Peptides were separated using an Ultimate 3000 nano LC system (Dionex Corporation) coupled to a Probot™ Microfraction Collector (Dionex Corporation). NanoRPLC separations were performed using an Acclaim PepMap™ (C18, 3 μm, 100 Å) 75 μm/15 cm column (Dionex – LC Packing). The mobile phases used were 2% ACN with 0.05% TFA (A) and 80% ACN with 0.05% TFA (B). The gradient elution steps were 0-30% B in 120 min, 30-60% B in 30 min, 60-100% B in 20 min, and then 100% B for an additional 10 min, at a flow rate of 0.3 μl/min. The fractions were mixed directly with the MALDI matrix solution (2 mg/ml α-cyano-4-hydroxycinnamic acid in 70% ACN with 0.1% TFA) at a flow rate of 1.5 μl/min. Forty femtomole of human [Glu1] Fibrinopeptide B (m/z 1570.57) was spiked into each spot as an internal standard. Spotting onto Opti-TOF™ LC/MALDI insert plates (Applied Biosystems) was performed using the Probot spotting device, during 190 min at a speed of 7 s per well.

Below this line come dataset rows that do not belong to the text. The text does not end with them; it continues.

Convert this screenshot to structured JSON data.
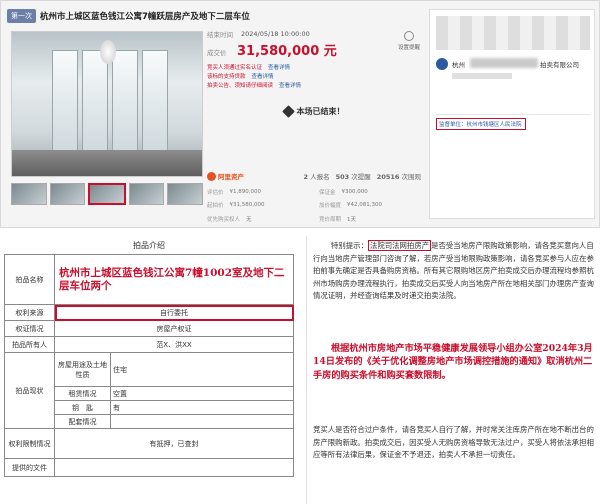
{
  "top": {
    "tag": "第一次",
    "title": "杭州市上城区蓝色钱江公寓7幢跃层房产及地下二层车位",
    "end_time_label": "结束时间",
    "end_time": "2024/05/18 10:00:00",
    "price_label": "成交价",
    "price": "31,580,000 元",
    "notices": [
      {
        "text": "竞买人须通过实名认证",
        "link": "查看详情"
      },
      {
        "text": "该标的支持贷款",
        "link": "查看详情"
      },
      {
        "text": "拍卖公告、须知请仔细阅读",
        "link": "查看详情"
      }
    ],
    "ended_text": "本场已结束！",
    "subscribe_label": "设置提醒",
    "ali_label": "阿里资产",
    "stats": [
      {
        "num": "2",
        "label": "人报名"
      },
      {
        "num": "503",
        "label": "次提醒"
      },
      {
        "num": "20516",
        "label": "次围观"
      }
    ],
    "bottom_info": [
      {
        "label": "评估价",
        "value": "¥1,890,000"
      },
      {
        "label": "保证金",
        "value": "¥300,000"
      },
      {
        "label": "起拍价",
        "value": "¥31,580,000"
      },
      {
        "label": "加价幅度",
        "value": "¥42,081,300"
      },
      {
        "label": "优先购买权人",
        "value": "无"
      },
      {
        "label": "竞价周期",
        "value": "1天"
      }
    ],
    "org_prefix": "杭州",
    "org_suffix": "拍卖有限公司",
    "court": "监督单位：杭州市钱塘区人民法院"
  },
  "intro": {
    "title": "拍品介绍",
    "rows": {
      "name_label": "拍品名称",
      "name_value": "杭州市上城区蓝色钱江公寓7幢1002室及地下二层车位两个",
      "rights_label": "权利来源",
      "rights_value": "自行委托",
      "cert_label": "权证情况",
      "cert_value": "房屋产权证",
      "owner_label": "拍品所有人",
      "owner_value": "范X、洪XX",
      "status_label": "拍品现状",
      "use_label": "房屋用途及土地性质",
      "use_value": "住宅",
      "rent_label": "租赁情况",
      "rent_value": "空置",
      "key_label": "钥　匙",
      "key_value": "有",
      "facility_label": "配套情况",
      "facility_value": "",
      "restrict_label": "权利限制情况",
      "restrict_value": "有抵押，已查封",
      "doc_label": "提供的文件",
      "doc_value": ""
    }
  },
  "special": {
    "prefix": "特别提示：",
    "highlight": "法院司法网拍房产",
    "para1": "是否受当地房产限购政策影响，请各竞买意向人自行向当地房产管理部门咨询了解，若房产受当地限购政策影响，请各竞买参与人应在参拍前事先确定是否具备购房资格。所有其它限购地区房产拍卖成交后办理流程均参照杭州市场购房办理流程执行，拍卖成交后买受人向当地房产所在地相关部门办理房产查询情况证明，并经查询结果及时递交拍卖法院。",
    "red_para": "根据杭州市房地产市场平稳健康发展领导小组办公室2024年3月14日发布的《关于优化调整房地产市场调控措施的通知》取消杭州二手房的购买条件和购买套数限制。",
    "tail": "竞买人是否符合过户条件，请各竞买人自行了解，并时常关注库房产所在地不断出台的房产限购新政。拍卖成交后，因买受人无购房资格导致无法过户，买受人将依法承担相应等所有法律后果，保证金不予退还，拍卖人不承担一切责任。"
  }
}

Opti-TOF™ LC/MALDI insert plates were analyzed using a MALDI TOF/TOF 4800 Proteomics Analyzer mass spectrometer (Applied Biosystems). MS spectra from m/z 700-4,000 were acquired in positive reflector ion mode using 1,500 laser shots. The 10 most abundant peptide precursor ions with signal-to-noise (S/N) ratios greater or equal to 50 were selected for MS/MS analysis using 3,500 laser shots from m/z 300-1,500. Two independent experiments were performed for each tissue. Protein identification was performed as described below.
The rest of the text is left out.